Stressing is a part of life. With so many things going on at one time, it’s no surprise. Lately, the word mindfulness has been rising in popularity because of the wonderful break it gives our minds. Meditation has been around for centuries, but it has just recently become a huge deal in American fitness. There are centers dedicated solely to meditation sessions.
The benefits are well-known, but what has been recently discovered is how incorporating mindfulness into our lives can affect our DNA. In fact, practicing meditation can change the way we handle the stress that is embedded in our DNA. The new research studies show that exercises associated with meditation such as yoga and Tai Chi can also have an effect on our DNA.
Our stressors can actually trigger bad health and mental illness. What if there was a way for these stressors to be taken away completely without medication to aid them? That is what this research study is claiming that meditation and mindfulness can do.
Prolonged stress is bad news. It is no secret that once the stress is at a heightened state for long periods of time, it causes chronic problems to develop in our bodies. Our cells react to stress in a harmful way. That is why they say stress kills because it truly does. Proteins within our body become inflamed, leading to cancer, younger death age, and mental illnesses such as depression or bipolar disorders.
Yoga and meditation calm our bodies and minds down, and this calmness is what reduces the stress that builds up in our bodies. You can breathe out disease or at least decrease the chances of it. By simple moves such as the downward dog or a spinal twist, which both require deep breathing; you are doing your body a huge service for its long-term upkeep.
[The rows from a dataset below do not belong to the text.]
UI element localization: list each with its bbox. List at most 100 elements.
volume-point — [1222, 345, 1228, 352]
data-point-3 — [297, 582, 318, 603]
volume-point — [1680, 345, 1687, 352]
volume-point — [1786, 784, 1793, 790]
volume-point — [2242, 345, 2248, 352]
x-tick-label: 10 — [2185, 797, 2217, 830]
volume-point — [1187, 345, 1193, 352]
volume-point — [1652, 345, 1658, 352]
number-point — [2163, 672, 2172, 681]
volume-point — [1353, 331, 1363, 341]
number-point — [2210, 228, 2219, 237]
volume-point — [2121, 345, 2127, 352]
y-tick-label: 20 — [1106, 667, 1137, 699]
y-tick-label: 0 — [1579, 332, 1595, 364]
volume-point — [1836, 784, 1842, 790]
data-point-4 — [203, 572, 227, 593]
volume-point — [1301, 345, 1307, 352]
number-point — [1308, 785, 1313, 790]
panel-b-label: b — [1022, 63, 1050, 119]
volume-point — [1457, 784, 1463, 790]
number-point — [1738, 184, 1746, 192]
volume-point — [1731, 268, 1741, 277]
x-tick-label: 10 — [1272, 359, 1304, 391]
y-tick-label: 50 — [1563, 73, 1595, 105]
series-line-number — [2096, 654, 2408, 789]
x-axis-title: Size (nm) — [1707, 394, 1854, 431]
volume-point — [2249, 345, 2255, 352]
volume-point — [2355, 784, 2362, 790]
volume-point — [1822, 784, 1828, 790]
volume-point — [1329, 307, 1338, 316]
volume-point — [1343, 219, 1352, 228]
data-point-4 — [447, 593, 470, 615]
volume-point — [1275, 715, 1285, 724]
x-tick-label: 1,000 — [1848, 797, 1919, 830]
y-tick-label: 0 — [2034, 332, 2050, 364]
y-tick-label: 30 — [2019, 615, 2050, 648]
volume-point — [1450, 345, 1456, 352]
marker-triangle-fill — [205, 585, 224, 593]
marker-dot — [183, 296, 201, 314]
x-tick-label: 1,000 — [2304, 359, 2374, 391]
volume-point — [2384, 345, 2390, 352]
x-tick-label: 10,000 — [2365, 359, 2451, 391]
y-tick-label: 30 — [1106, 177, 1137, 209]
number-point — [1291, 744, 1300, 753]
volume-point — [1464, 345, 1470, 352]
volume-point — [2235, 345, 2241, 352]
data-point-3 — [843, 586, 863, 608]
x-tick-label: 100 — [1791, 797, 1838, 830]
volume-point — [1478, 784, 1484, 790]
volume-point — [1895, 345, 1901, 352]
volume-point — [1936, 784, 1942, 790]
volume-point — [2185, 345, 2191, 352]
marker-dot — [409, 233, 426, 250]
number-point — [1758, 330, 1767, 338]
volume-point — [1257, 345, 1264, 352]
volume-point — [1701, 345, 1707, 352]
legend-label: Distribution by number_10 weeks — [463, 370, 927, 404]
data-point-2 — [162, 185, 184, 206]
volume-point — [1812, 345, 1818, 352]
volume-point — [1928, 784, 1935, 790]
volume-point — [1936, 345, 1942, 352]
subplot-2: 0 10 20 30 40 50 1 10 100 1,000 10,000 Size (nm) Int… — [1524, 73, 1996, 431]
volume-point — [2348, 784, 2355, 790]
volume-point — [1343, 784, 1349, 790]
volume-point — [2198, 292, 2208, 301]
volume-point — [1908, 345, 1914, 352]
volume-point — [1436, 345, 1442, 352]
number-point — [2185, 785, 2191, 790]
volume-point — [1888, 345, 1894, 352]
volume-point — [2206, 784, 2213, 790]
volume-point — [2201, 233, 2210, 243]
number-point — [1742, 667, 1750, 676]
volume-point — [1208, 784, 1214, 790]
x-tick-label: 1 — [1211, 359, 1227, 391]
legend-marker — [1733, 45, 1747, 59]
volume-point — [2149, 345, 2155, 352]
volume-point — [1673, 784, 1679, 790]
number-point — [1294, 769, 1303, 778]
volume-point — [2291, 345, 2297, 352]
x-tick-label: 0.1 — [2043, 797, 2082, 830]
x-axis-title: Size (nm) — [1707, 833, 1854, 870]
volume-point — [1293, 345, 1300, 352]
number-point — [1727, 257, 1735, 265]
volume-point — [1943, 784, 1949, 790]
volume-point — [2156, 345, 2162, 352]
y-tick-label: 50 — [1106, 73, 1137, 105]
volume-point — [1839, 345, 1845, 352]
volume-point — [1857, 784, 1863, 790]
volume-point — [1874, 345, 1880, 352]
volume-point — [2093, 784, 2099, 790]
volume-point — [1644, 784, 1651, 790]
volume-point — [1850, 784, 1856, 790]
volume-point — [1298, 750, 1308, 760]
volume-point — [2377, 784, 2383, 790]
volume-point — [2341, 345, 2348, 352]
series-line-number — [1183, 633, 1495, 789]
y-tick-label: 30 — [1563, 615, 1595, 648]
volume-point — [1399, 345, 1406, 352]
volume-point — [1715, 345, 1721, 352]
What is familiar to people who practice yoga and meditation are the benefits your body gets from the duo. However, the study breaks it down and shows how those benefits affect our molecular. Ivana Buric, who is the Lead Investigator from the Brain, Belief, and Behaviour Lab In Coventry University’s Centre for Psychology, Behaviour, and Achievement said, “Millions of people around the world already enjoy the health benefits of mind-body interventions like yoga or meditation, but what they perhaps don't realize is that these benefits begin at a molecular level and can change the way our genetic code goes about its business. These activities are leaving what we call a molecular signature in our cells, which reverses the effect that stress or anxiety would have on the body by changing how our genes are expressed. Put simply; mind-body interventions cause the brain to steer our DNA processes along a path which improves our wellbeing.”
Practicing any exercise is beneficial to our bodies, but mindfulness and yoga actually change the genes that produce cells that make us sick. That is why many other doctors are recommending yoga and meditation as a method of treatment.